Addressing Discovery Asymmetries

The first proposal is to “[d]evelop rules and case management practices to address [the] discovery burden and cost asymmetries in PAE litigation.”11 During the early stages of litigation, parties exchange relevant information through the discovery process. Given that PAEs do not develop, manufacture, or sell goods or services, they generally have less information subject to discovery, and can file suit without the fear or risk of early discovery costs. Litigation PAEs thus have an advantage in filing these lawsuits. The FTC observed that Litigation PAEs settled 66% of their cases within one year, and 83% within 18 months.12 These settlements were typically valued at less than $300,000, while the average cost of patent litigation is estimated to be between $300,000 and $2.5 million.13 The study indicates that the burden of discovery, rather than the value of the relevant patents, likely drives the accused infringers to settle. The FTC has thus recommended that Congress, the Judicial Conference, and the courts try to reduce this asymmetry in discovery and litigation costs, with proposals such as encouraging early disclosure of asserted claims and validity contentions, limiting the amount of discovery before the motions stage, and requiring early disclosure of damages.14

Clarifying PAE Relationships

The second proposal is to “[a]mend Federal Rule of Civil Procedure 7.1 to reach a broader range of non-party interested entities or persons.”15 Litigation PAEs typically create a new affiliate company for each small portfolio that they acquire. The parent entity of these affiliates, as well as the relationship among PAEs, is often unclear. This corporate structure increases the difficulty of alleged infringers in determining whether they may already have a license through a related entity or to identify the parent with actual control over the relevant affiliate. Rule 7.1 frequently does not cover multi-affiliate Litigation PAEs, which subsequently do not need to disclose their financial relationships to the judge. Amending the Rule would therefore help potential licensees and the courts to develop a better understanding of the corporate and financial relationships between PAEs and their affiliates.

Promoting Judicial Stays

The FTC’s next proposal is to “[e]stablish procedures encouraging courts to stay a PAE’s infringement action against a customer or end-user, where the PAE has also sued the manufacturer of the accused product under the same theory of infringement.”16 Given that patents permit owners to file suit against anybody that uses the patents, Litigation PAEs often file suit against manufacturers and customers for the same infringement. Product manufacturers, however, tend to be in a better position to defend themselves in patent litigation, and their suits could ultimately render the customers’ suits moot (e.g., if the patent is found invalid). The FTC therefore proposes new laws encouraging courts to stay patent infringement actions against customers, pending the resolution of similar actions against manufacturers.

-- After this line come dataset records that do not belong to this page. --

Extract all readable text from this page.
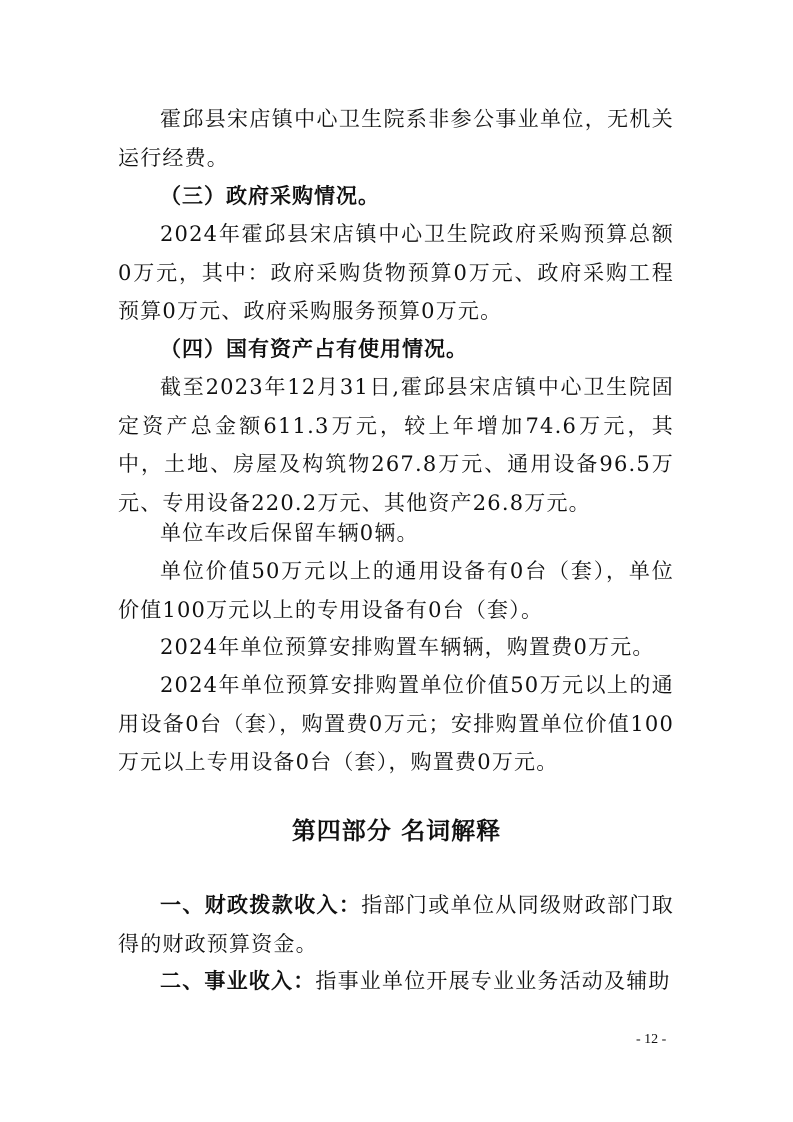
霍邱县宋店镇中心卫生院系非参公事业单位，无机关运行经费。

（三）政府采购情况。

2024年霍邱县宋店镇中心卫生院政府采购预算总额0万元，其中：政府采购货物预算0万元、政府采购工程预算0万元、政府采购服务预算0万元。

（四）国有资产占有使用情况。

截至2023年12月31日,霍邱县宋店镇中心卫生院固定资产总金额611.3万元，较上年增加74.6万元，其中，土地、房屋及构筑物267.8万元、通用设备96.5万元、专用设备220.2万元、其他资产26.8万元。

单位车改后保留车辆0辆。

单位价值50万元以上的通用设备有0台（套），单位价值100万元以上的专用设备有0台（套）。

2024年单位预算安排购置车辆辆，购置费0万元。

2024年单位预算安排购置单位价值50万元以上的通用设备0台（套），购置费0万元；安排购置单位价值100万元以上专用设备0台（套），购置费0万元。

第四部分 名词解释

一、财政拨款收入：指部门或单位从同级财政部门取得的财政预算资金。

二、事业收入：指事业单位开展专业业务活动及辅助

- 12 -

Heightening Pleading Standards

The FTC’s final proposal is to continue to amend pleading requirements to “ensure that patent infringement complaints provide sufficient notice to accused infringers.”17 In December 2015, for example, the Federal Rules of Civil Procedure were amended to increase the pleadings or plausibility threshold for complaints in patent infringement actions.18 The FTC recommends that courts continue to assess plausibility standards and require more particularity in patent infringement complaints, which would force Litigation PAEs to provide additional facts and allegations to assess the nature of their claims.